Sales of 5G smartphones will fail to ignite the market in 2019, according to new figures from IDC, but there will be a recovery in the second half of this year.

Analysts predict shipments will fall by 1.9 per cent in 2019 – the third consecutive year of contraction – as saturation takes hold in developed markets and churn slows in some developing nations.

However, there is some good news on the horizon. Although shipments are expected to be down 5.5 per cent for the first half of 2019, sales will grow 1.4 per cent in the final six months of the year.

Smartphone shipments

This is of course partly attributed to sales of 5G devices, but these will only account for 0.5 per cent of the market in 2019. Other contributors to this growth are the availability lower-priced premium devices and ongoing opportunities in markets like India.

But the influence of 5G will increase over time. By 2023, compatible handsets will be worth 23.6 per cent of the market.

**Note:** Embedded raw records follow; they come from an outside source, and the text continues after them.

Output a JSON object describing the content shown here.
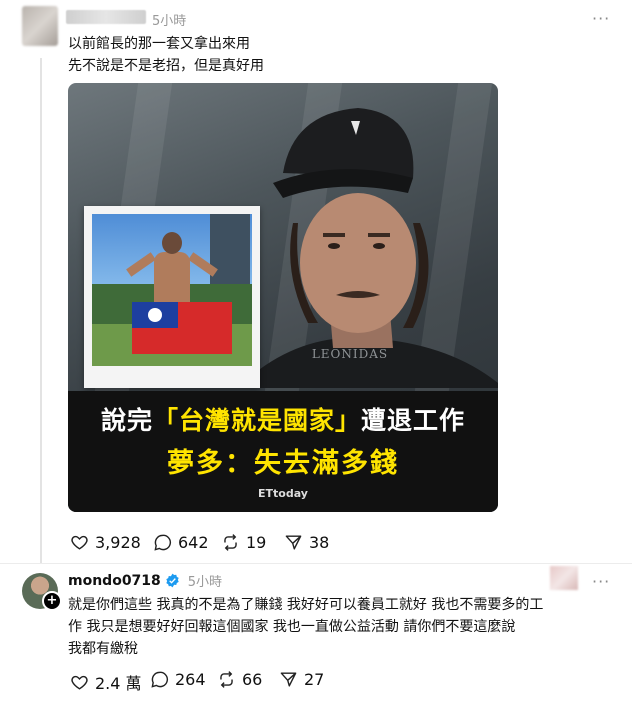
{
  "post1": {
    "time": "5小時",
    "more": "···",
    "line1": "以前館長的那一套又拿出來用",
    "line2": "先不說是不是老招，但是真好用",
    "image": {
      "headline_pre": "說完",
      "headline_quote": "「台灣就是國家」",
      "headline_post": "遭退工作",
      "subline": "夢多：失去滿多錢",
      "logo": "ETtoday",
      "shirt_text": "LEONIDAS",
      "colors": {
        "headline": "#ffffff",
        "quote": "#ffe400",
        "subline": "#ffe400",
        "banner": "#111111"
      }
    },
    "stats": {
      "likes": "3,928",
      "comments": "642",
      "reposts": "19",
      "shares": "38"
    }
  },
  "post2": {
    "username": "mondo0718",
    "time": "5小時",
    "more": "···",
    "line1": "就是你們這些 我真的不是為了賺錢 我好好可以養員工就好 我也不需要多的工",
    "line2": "作 我只是想要好好回報這個國家 我也一直做公益活動 請你們不要這麼說",
    "line3": "我都有繳稅",
    "stats": {
      "likes": "2.4 萬",
      "comments": "264",
      "reposts": "66",
      "shares": "27"
    },
    "colors": {
      "verified": "#1d9bf0"
    }
  }
}
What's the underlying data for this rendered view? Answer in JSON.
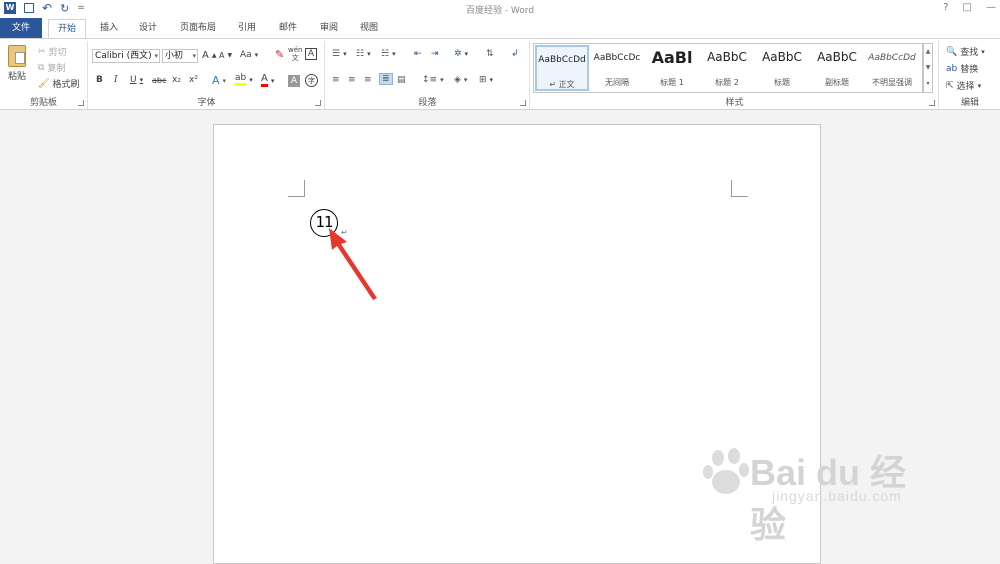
{
  "window": {
    "title": "百度经验 - Word",
    "help": "?",
    "restore": "□",
    "minimize": "—"
  },
  "qat": {
    "word_icon": "W",
    "save_icon": "💾",
    "undo_icon": "↶",
    "redo_icon": "↻",
    "customize_icon": "="
  },
  "tabs": [
    {
      "label": "文件"
    },
    {
      "label": "开始"
    },
    {
      "label": "插入"
    },
    {
      "label": "设计"
    },
    {
      "label": "页面布局"
    },
    {
      "label": "引用"
    },
    {
      "label": "邮件"
    },
    {
      "label": "审阅"
    },
    {
      "label": "视图"
    }
  ],
  "clipboard": {
    "label": "剪贴板",
    "paste": "粘贴",
    "cut": "剪切",
    "copy": "复制",
    "format_painter": "格式刷"
  },
  "font": {
    "label": "字体",
    "font_name": "Calibri (西文)",
    "font_size": "小初",
    "bold": "B",
    "italic": "I",
    "underline": "U",
    "strike": "abc",
    "subscript": "x₂",
    "superscript": "x²",
    "grow": "A",
    "shrink": "A",
    "change_case": "Aa",
    "clear_format": "A",
    "phonetic": "wén",
    "border_char": "A",
    "font_color": "A",
    "shading": "A",
    "enclosed": "字"
  },
  "paragraph": {
    "label": "段落"
  },
  "styles": {
    "label": "样式",
    "items": [
      {
        "sample": "AaBbCcDd",
        "name": "↵ 正文"
      },
      {
        "sample": "AaBbCcDc",
        "name": "无间隔"
      },
      {
        "sample": "AaBl",
        "name": "标题 1"
      },
      {
        "sample": "AaBbC",
        "name": "标题 2"
      },
      {
        "sample": "AaBbC",
        "name": "标题"
      },
      {
        "sample": "AaBbC",
        "name": "副标题"
      },
      {
        "sample": "AaBbCcDd",
        "name": "不明显强调"
      }
    ]
  },
  "editing": {
    "label": "编辑",
    "find": "查找",
    "replace": "替换",
    "select": "选择"
  },
  "document": {
    "enclosed_text": "11",
    "paragraph_mark": "↵"
  },
  "watermark": {
    "brand": "Bai du 经验",
    "url": "jingyan.baidu.com"
  },
  "colors": {
    "accent": "#2b579a",
    "arrow": "#e8372c",
    "highlight": "#ffff00",
    "font_color": "#ff0000"
  }
}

"Amidst all these design and 5G developments, the challenge remains that consumer demands around smartphone functionality continue to expand while their tolerance for higher-priced products continues to drop, saod IDCs’ Sangeetika Srivastava.

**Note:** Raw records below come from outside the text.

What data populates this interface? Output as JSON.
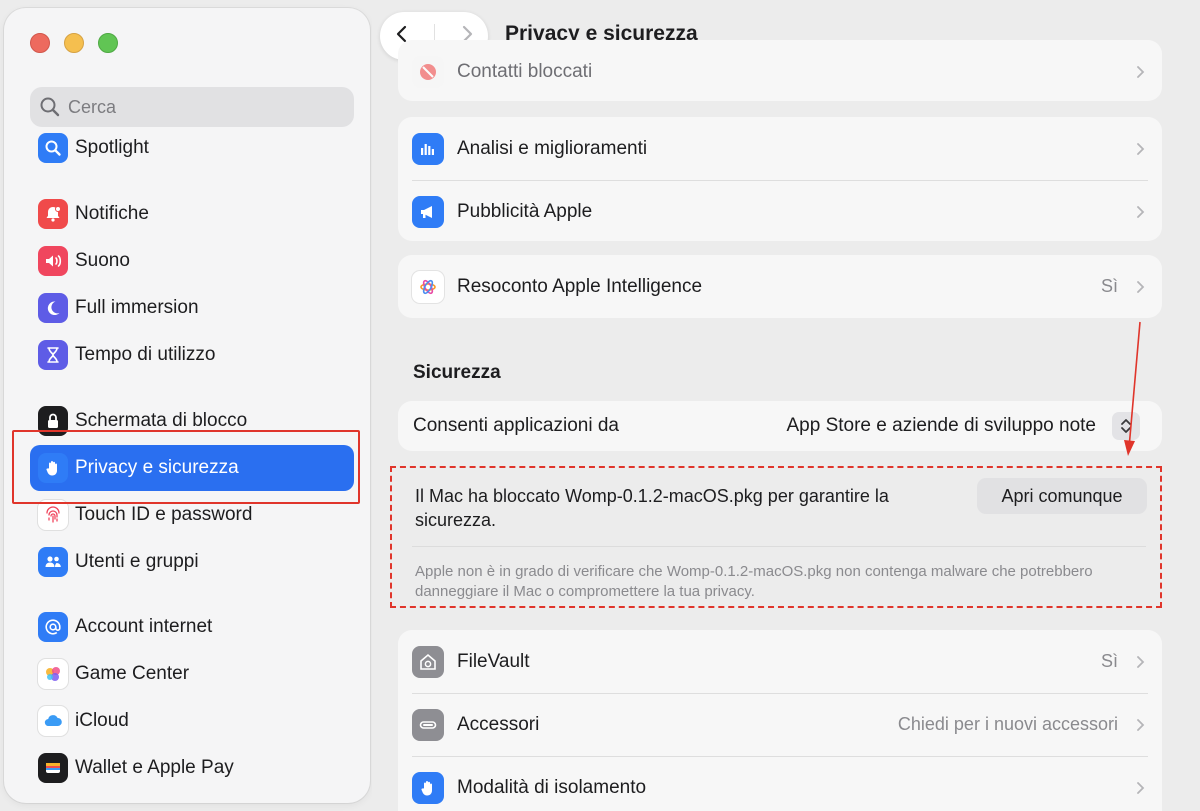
{
  "window": {
    "title": "Privacy e sicurezza"
  },
  "search": {
    "placeholder": "Cerca"
  },
  "sidebar": {
    "items": [
      {
        "label": "Spotlight",
        "icon": "spotlight-icon",
        "color": "#2f7cf6"
      },
      {
        "label": "Notifiche",
        "icon": "bell-icon",
        "color": "#f04a4a"
      },
      {
        "label": "Suono",
        "icon": "speaker-icon",
        "color": "#f0465e"
      },
      {
        "label": "Full immersion",
        "icon": "moon-icon",
        "color": "#5e5ce6"
      },
      {
        "label": "Tempo di utilizzo",
        "icon": "hourglass-icon",
        "color": "#5e5ce6"
      },
      {
        "label": "Schermata di blocco",
        "icon": "lock-icon",
        "color": "#1d1d1f"
      },
      {
        "label": "Privacy e sicurezza",
        "icon": "hand-icon",
        "color": "#2f7cf6"
      },
      {
        "label": "Touch ID e password",
        "icon": "fingerprint-icon",
        "color": "#ffffff"
      },
      {
        "label": "Utenti e gruppi",
        "icon": "users-icon",
        "color": "#2f7cf6"
      },
      {
        "label": "Account internet",
        "icon": "at-icon",
        "color": "#2f7cf6"
      },
      {
        "label": "Game Center",
        "icon": "game-center-icon",
        "color": "#ffffff"
      },
      {
        "label": "iCloud",
        "icon": "cloud-icon",
        "color": "#ffffff"
      },
      {
        "label": "Wallet e Apple Pay",
        "icon": "wallet-icon",
        "color": "#1d1d1f"
      }
    ]
  },
  "main": {
    "title": "Privacy e sicurezza",
    "rows_top": [
      {
        "label": "Contatti bloccati",
        "icon": "blocked-icon"
      }
    ],
    "rows_group2": [
      {
        "label": "Analisi e miglioramenti",
        "icon": "analytics-icon"
      },
      {
        "label": "Pubblicità Apple",
        "icon": "megaphone-icon"
      }
    ],
    "rows_group3": [
      {
        "label": "Resoconto Apple Intelligence",
        "value": "Sì",
        "icon": "intelligence-icon"
      }
    ],
    "security": {
      "title": "Sicurezza",
      "allow_label": "Consenti applicazioni da",
      "allow_value": "App Store e aziende di sviluppo note"
    },
    "blocked": {
      "message": "Il Mac ha bloccato Womp-0.1.2-macOS.pkg per garantire la sicurezza.",
      "button": "Apri comunque",
      "note": "Apple non è in grado di verificare che Womp-0.1.2-macOS.pkg non contenga malware che potrebbero danneggiare il Mac o compromettere la tua privacy."
    },
    "rows_group4": [
      {
        "label": "FileVault",
        "value": "Sì",
        "icon": "filevault-icon"
      },
      {
        "label": "Accessori",
        "value": "Chiedi per i nuovi accessori",
        "icon": "accessory-icon"
      },
      {
        "label": "Modalità di isolamento",
        "icon": "hand-icon"
      }
    ]
  },
  "colors": {
    "accent": "#2a6ff0",
    "annotation_red": "#e0352b"
  }
}
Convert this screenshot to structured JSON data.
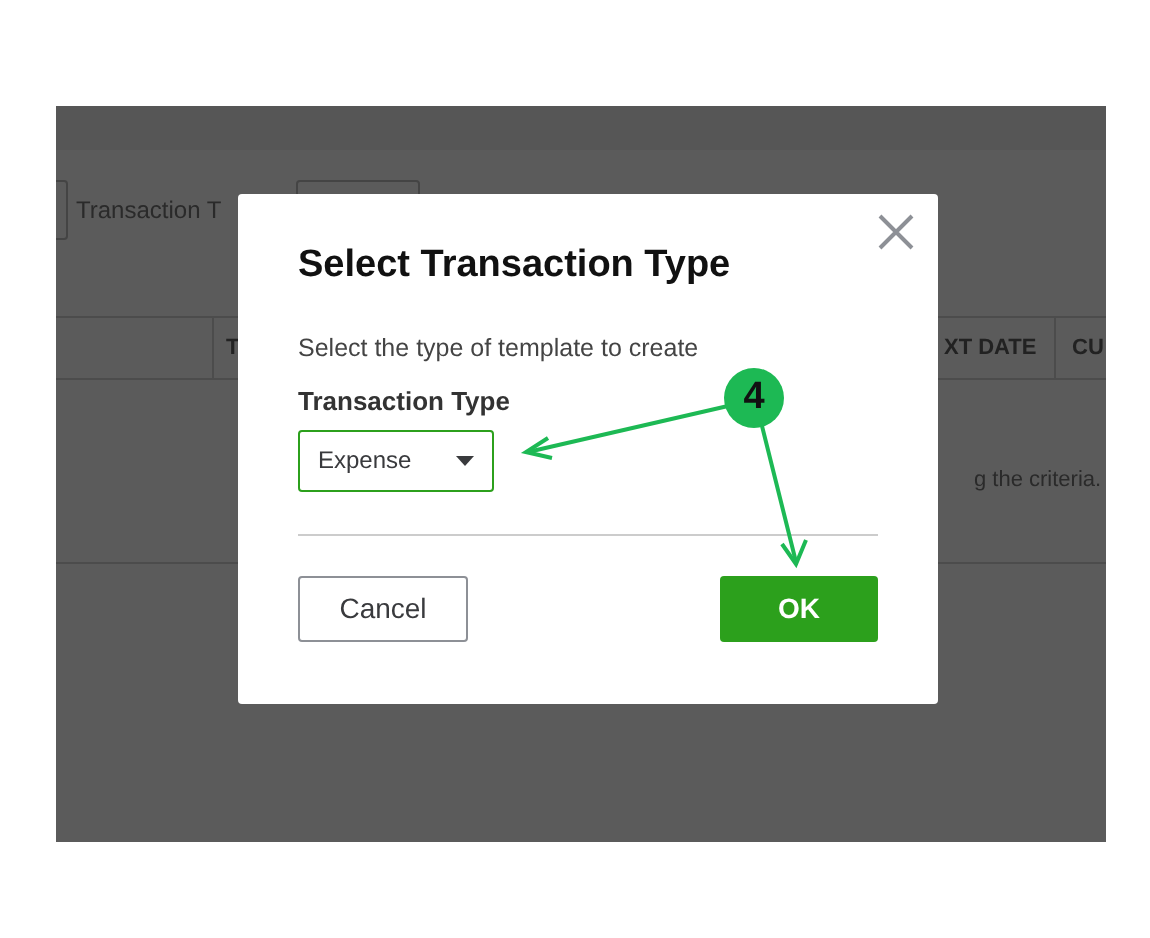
{
  "background": {
    "filter_label": "Transaction T",
    "table_columns": [
      "T",
      "XT DATE",
      "CU"
    ],
    "empty_message": "g the criteria."
  },
  "dialog": {
    "title": "Select Transaction Type",
    "subtitle": "Select the type of template to create",
    "field": {
      "label": "Transaction Type",
      "value": "Expense"
    },
    "buttons": [
      {
        "label": "Cancel",
        "kind": "secondary"
      },
      {
        "label": "OK",
        "kind": "primary"
      }
    ]
  },
  "annotation": {
    "step": "4"
  }
}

"With 5G on the horizon as well as some interesting new form factors, it will be critical for vendors to continue to bring affordable products to market to reinvigorate the market's growth."

In terms of split, Android’s market share will increase from 85.1 per cent to 86.7 per cent in 2019, shipping 1.2 billion units. Meanwhile, the number of iOS devices shipped will fall by 12.1 per cent to 183.5 million.

However, analysts note that the ongoing trade dispute between the US and China could be a huge factor in the prosperity of the market. Huawei’s access to US components and software has already been limited.

"Even without the growing trade tensions between the U.S. and China, the smartphone market has some important challenges that need to be resolved before we see growth again," said IDC’s Ryan Reith. "However, the light at the end of the tunnel is getting brighter, and growth seems within reach.”